# Where the hell is the power steering reservoir?



## everfresh59 (Jul 26, 2010)

Can someone show me, pic if it need be, as to where the power steering fluid is located...


----------



## crew219 (Oct 18, 2000)

everfresh59 said:


> Can someone show me, pic if it need be, as to where the power steering fluid is located...


It's next to the blinker fluid.


----------



## Krieger (May 5, 2009)

crew219 said:


> It's next to the blinker fluid.


no, its next to the muffler bearings, duh!


----------



## VWAddict (Jun 12, 1999)

Ignore those buffoons...

It's in two different locations depending on whether you have a 3.2Q or a 2.0T.

On the 2.0T it's actually mounted BENEATH the transmission, so it's fairly difficult to get to. -Again, because of the cramped space in the engine bay, they had to mount it upside down, so the filler cap is on the bottom.

You have to strap the car to a carousel and flip it upside down to check the fluid, since the fluid runs out as soon as you unscrew the cap if you don't.

On a 3.2, it's mounted in the trunk, under the false floor, immediately next to the rear bumper.


----------



## tdotA3mike (Feb 5, 2009)

Krieger said:


> no, its next to the muffler bearings, duh!

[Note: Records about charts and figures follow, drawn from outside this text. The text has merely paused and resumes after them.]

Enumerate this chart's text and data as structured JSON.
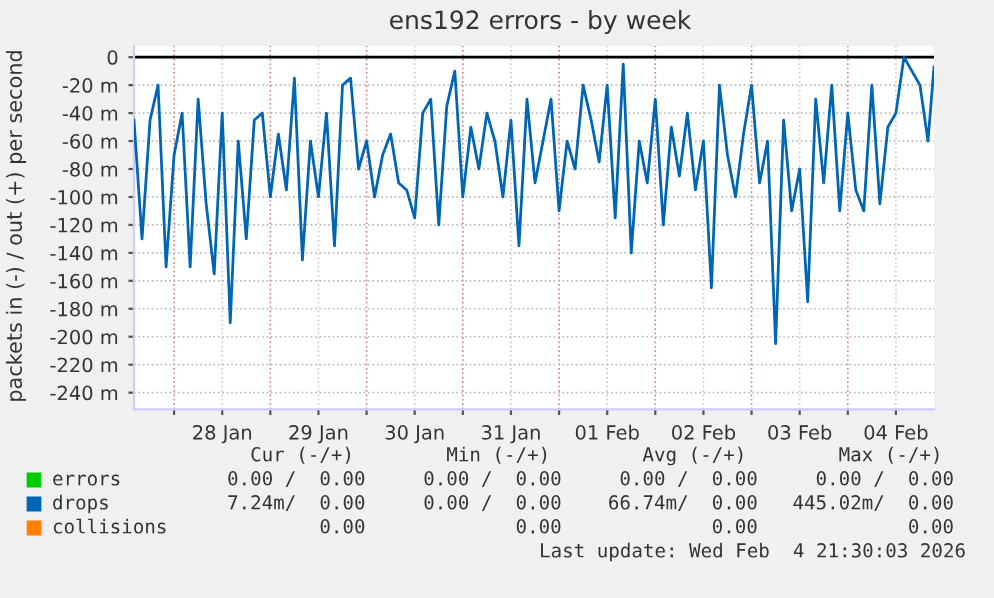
{
  "chart_data": {
    "type": "line",
    "title": "ens192 errors - by week",
    "ylabel": "packets in (-) / out (+) per second",
    "xlim": [
      "2026-01-27T14:00",
      "2026-02-04T21:30"
    ],
    "ylim": [
      -252,
      8
    ],
    "xticks": [
      {
        "value": "2026-01-28",
        "label": null
      },
      {
        "value": "2026-01-28T12:00",
        "label": "28 Jan"
      },
      {
        "value": "2026-01-29",
        "label": null
      },
      {
        "value": "2026-01-29T12:00",
        "label": "29 Jan"
      },
      {
        "value": "2026-01-30",
        "label": null
      },
      {
        "value": "2026-01-30T12:00",
        "label": "30 Jan"
      },
      {
        "value": "2026-01-31",
        "label": null
      },
      {
        "value": "2026-01-31T12:00",
        "label": "31 Jan"
      },
      {
        "value": "2026-02-01",
        "label": null
      },
      {
        "value": "2026-02-01T12:00",
        "label": "01 Feb"
      },
      {
        "value": "2026-02-02",
        "label": null
      },
      {
        "value": "2026-02-02T12:00",
        "label": "02 Feb"
      },
      {
        "value": "2026-02-03",
        "label": null
      },
      {
        "value": "2026-02-03T12:00",
        "label": "03 Feb"
      },
      {
        "value": "2026-02-04",
        "label": null
      },
      {
        "value": "2026-02-04T12:00",
        "label": "04 Feb"
      }
    ],
    "yticks": [
      0,
      {
        "value": -20,
        "label": "-20 m"
      },
      {
        "value": -40,
        "label": "-40 m"
      },
      {
        "value": -60,
        "label": "-60 m"
      },
      {
        "value": -80,
        "label": "-80 m"
      },
      {
        "value": -100,
        "label": "-100 m"
      },
      {
        "value": -120,
        "label": "-120 m"
      },
      {
        "value": -140,
        "label": "-140 m"
      },
      {
        "value": -160,
        "label": "-160 m"
      },
      {
        "value": -180,
        "label": "-180 m"
      },
      {
        "value": -200,
        "label": "-200 m"
      },
      {
        "value": -220,
        "label": "-220 m"
      },
      {
        "value": -240,
        "label": "-240 m"
      }
    ],
    "grid": true,
    "legend": "bottom left",
    "marker": "none",
    "line_style": "solid",
    "series": [
      {
        "name": "errors",
        "color": "#00cc00"
      },
      {
        "name": "drops",
        "color": "#0066b3",
        "x": [
          "2026-01-27T14:00",
          "2026-01-27T16:00",
          "2026-01-27T18:00",
          "2026-01-27T20:00",
          "2026-01-27T22:00",
          "2026-01-28T00:00",
          "2026-01-28T02:00",
          "2026-01-28T04:00",
          "2026-01-28T06:00",
          "2026-01-28T08:00",
          "2026-01-28T10:00",
          "2026-01-28T12:00",
          "2026-01-28T14:00",
          "2026-01-28T16:00",
          "2026-01-28T18:00",
          "2026-01-28T20:00",
          "2026-01-28T22:00",
          "2026-01-29T00:00",
          "2026-01-29T02:00",
          "2026-01-29T04:00",
          "2026-01-29T06:00",
          "2026-01-29T08:00",
          "2026-01-29T10:00",
          "2026-01-29T12:00",
          "2026-01-29T14:00",
          "2026-01-29T16:00",
          "2026-01-29T18:00",
          "2026-01-29T20:00",
          "2026-01-29T22:00",
          "2026-01-30T00:00",
          "2026-01-30T02:00",
          "2026-01-30T04:00",
          "2026-01-30T06:00",
          "2026-01-30T08:00",
          "2026-01-30T10:00",
          "2026-01-30T12:00",
          "2026-01-30T14:00",
          "2026-01-30T16:00",
          "2026-01-30T18:00",
          "2026-01-30T20:00",
          "2026-01-30T22:00",
          "2026-01-31T00:00",
          "2026-01-31T02:00",
          "2026-01-31T04:00",
          "2026-01-31T06:00",
          "2026-01-31T08:00",
          "2026-01-31T10:00",
          "2026-01-31T12:00",
          "2026-01-31T14:00",
          "2026-01-31T16:00",
          "2026-01-31T18:00",
          "2026-01-31T20:00",
          "2026-01-31T22:00",
          "2026-02-01T00:00",
          "2026-02-01T02:00",
          "2026-02-01T04:00",
          "2026-02-01T06:00",
          "2026-02-01T08:00",
          "2026-02-01T10:00",
          "2026-02-01T12:00",
          "2026-02-01T14:00",
          "2026-02-01T16:00",
          "2026-02-01T18:00",
          "2026-02-01T20:00",
          "2026-02-01T22:00",
          "2026-02-02T00:00",
          "2026-02-02T02:00",
          "2026-02-02T04:00",
          "2026-02-02T06:00",
          "2026-02-02T08:00",
          "2026-02-02T10:00",
          "2026-02-02T12:00",
          "2026-02-02T14:00",
          "2026-02-02T16:00",
          "2026-02-02T18:00",
          "2026-02-02T20:00",
          "2026-02-02T22:00",
          "2026-02-03T00:00",
          "2026-02-03T02:00",
          "2026-02-03T04:00",
          "2026-02-03T06:00",
          "2026-02-03T08:00",
          "2026-02-03T10:00",
          "2026-02-03T12:00",
          "2026-02-03T14:00",
          "2026-02-03T16:00",
          "2026-02-03T18:00",
          "2026-02-03T20:00",
          "2026-02-03T22:00",
          "2026-02-04T00:00",
          "2026-02-04T02:00",
          "2026-02-04T04:00",
          "2026-02-04T06:00",
          "2026-02-04T08:00",
          "2026-02-04T10:00",
          "2026-02-04T12:00",
          "2026-02-04T14:00",
          "2026-02-04T16:00",
          "2026-02-04T18:00",
          "2026-02-04T20:00",
          "2026-02-04T21:30"
        ],
        "values": [
          -45,
          -130,
          -45,
          -20,
          -150,
          -70,
          -40,
          -150,
          -30,
          -105,
          -155,
          -40,
          -190,
          -60,
          -130,
          -45,
          -40,
          -100,
          -55,
          -95,
          -15,
          -145,
          -60,
          -100,
          -40,
          -135,
          -20,
          -15,
          -80,
          -60,
          -100,
          -70,
          -55,
          -90,
          -95,
          -115,
          -40,
          -30,
          -120,
          -35,
          -10,
          -100,
          -50,
          -80,
          -40,
          -60,
          -100,
          -45,
          -135,
          -30,
          -90,
          -60,
          -30,
          -110,
          -60,
          -80,
          -20,
          -45,
          -75,
          -20,
          -115,
          -5,
          -140,
          -60,
          -90,
          -30,
          -120,
          -50,
          -85,
          -40,
          -95,
          -60,
          -165,
          -20,
          -70,
          -100,
          -55,
          -20,
          -90,
          -60,
          -205,
          -45,
          -110,
          -80,
          -175,
          -30,
          -90,
          -20,
          -110,
          -40,
          -95,
          -110,
          -20,
          -105,
          -50,
          -40,
          0,
          -10,
          -20,
          -60,
          -7
        ]
      },
      {
        "name": "collisions",
        "color": "#ff7f00"
      }
    ],
    "ref_lines": [
      {
        "axis": "y",
        "value": 0,
        "color": "#000000"
      }
    ],
    "annotations": [
      "  Cur (-/+)        Min (-/+)        Avg (-/+)        Max (-/+) ",
      "0.00 /  0.00     0.00 /  0.00     0.00 /  0.00     0.00 /  0.00",
      "7.24m/  0.00     0.00 /  0.00    66.74m/  0.00   445.02m/  0.00",
      "        0.00             0.00             0.00             0.00",
      "Last update: Wed Feb  4 21:30:03 2026"
    ]
  }
}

actually its next to the radio gas recir valve 

all joking aside, our cars use electric power steering and does not require a power steering reservoir.


----------



## Krieger (May 5, 2009)

tdotA3mike said:


> all joking aside, our cars use electric power steering and does not require a power steering reservoir.


oh, boo! lmao.

lmao, @vwaddict.


----------